= Finishing oil =

Vegetable oil used for wood finishing

A finishing oil is a vegetable oil used for wood finishing.

These finishes are a historical finish for wood, primarily as means of making it weather or moisture resistant. Finishing oils are easily applied, by wiping with a cloth. They are also simply made, by extraction from plant sources with relatively simple processing. Historically, both of these were considerable advantages over varnishes, that depended upon exotic imported plant resins, complex preparation and careful application with expensive brushes.

== Examples ==
The two most important finishing oils, to this day, are linseed oil and tung oil.

=== Linseed Oil ===
Linseed oil is extracted from the seeds of the flax plant, already extensively grown for the production of linen. The raw oil may be used, but it cures poorly and leaves a sticky surface. Normally boiled linseed oil is used. This has been prepared beforehand by boiling with lead, in the form of lead oxide, or with manganese salts.

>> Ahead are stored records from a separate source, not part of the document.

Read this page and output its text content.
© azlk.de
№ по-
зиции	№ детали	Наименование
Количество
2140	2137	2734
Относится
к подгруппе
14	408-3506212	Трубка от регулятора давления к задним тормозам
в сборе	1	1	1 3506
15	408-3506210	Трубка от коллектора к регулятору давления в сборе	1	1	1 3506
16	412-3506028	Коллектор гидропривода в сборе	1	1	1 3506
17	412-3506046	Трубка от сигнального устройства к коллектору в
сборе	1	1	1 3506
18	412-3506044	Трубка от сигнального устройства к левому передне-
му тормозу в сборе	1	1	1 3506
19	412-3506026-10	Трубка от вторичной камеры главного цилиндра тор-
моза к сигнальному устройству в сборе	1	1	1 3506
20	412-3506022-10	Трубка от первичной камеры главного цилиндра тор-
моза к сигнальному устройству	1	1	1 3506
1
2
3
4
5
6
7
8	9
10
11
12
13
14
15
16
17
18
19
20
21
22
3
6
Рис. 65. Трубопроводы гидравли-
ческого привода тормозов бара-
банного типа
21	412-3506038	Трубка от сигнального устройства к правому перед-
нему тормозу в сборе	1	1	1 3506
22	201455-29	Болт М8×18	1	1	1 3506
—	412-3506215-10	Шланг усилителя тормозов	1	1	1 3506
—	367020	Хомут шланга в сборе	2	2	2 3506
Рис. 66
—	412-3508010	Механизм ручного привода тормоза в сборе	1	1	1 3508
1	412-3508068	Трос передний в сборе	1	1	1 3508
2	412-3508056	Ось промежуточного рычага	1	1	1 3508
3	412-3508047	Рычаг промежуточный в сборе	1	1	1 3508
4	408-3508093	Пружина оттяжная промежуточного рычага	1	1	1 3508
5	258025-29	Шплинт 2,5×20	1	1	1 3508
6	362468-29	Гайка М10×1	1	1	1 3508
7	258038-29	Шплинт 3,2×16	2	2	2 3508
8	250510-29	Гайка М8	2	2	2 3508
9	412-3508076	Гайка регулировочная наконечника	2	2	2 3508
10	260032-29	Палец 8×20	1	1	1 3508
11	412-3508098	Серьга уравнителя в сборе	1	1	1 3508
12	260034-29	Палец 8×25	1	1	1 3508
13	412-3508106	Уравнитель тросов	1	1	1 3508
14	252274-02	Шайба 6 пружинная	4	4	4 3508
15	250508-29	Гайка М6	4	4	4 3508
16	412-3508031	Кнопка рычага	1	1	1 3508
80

Modern boiled oils use a lead-free metallic drier added cold, such as cobalt resinate. Old linseed oil finishes yellow with age, owing to oxidation with the air. Linseed oil was also widely used for the production of oilcloth, a waterproof covering and rainwear material, formed by coating linen or cotton fabrics with the boiled oil.

=== Tung Oil ===
Tung oil is pressed from the nuts of the tung tree. Raw tung cures better than raw linseed and so it is often used in this form. As tung oil yellows with age less than linseed, it is favoured for high quality and furniture work.

=== Thinned Oils ===
Most modern finishing oils use a blend of oil and a thinning agent such as white spirit. Raw oils tend to be applied too thickly, leading to a thick layer that cannot cure effectively and so remains sticky. A thinned oil is easier and more reliable to apply. Such commercial mixtures also contain metallic driers to improve their performance.

=== Mixtures ===
There are also mixtures sold as finishing oils. These are classed as 'long oils', predominantly oil with some varnish added or as 'short oils' which are predominantly varnish, with some oil. Danish oil is a popular long oil finishing oil. Spar varnish is a short oil varnish, used for added flexibility and elasticity.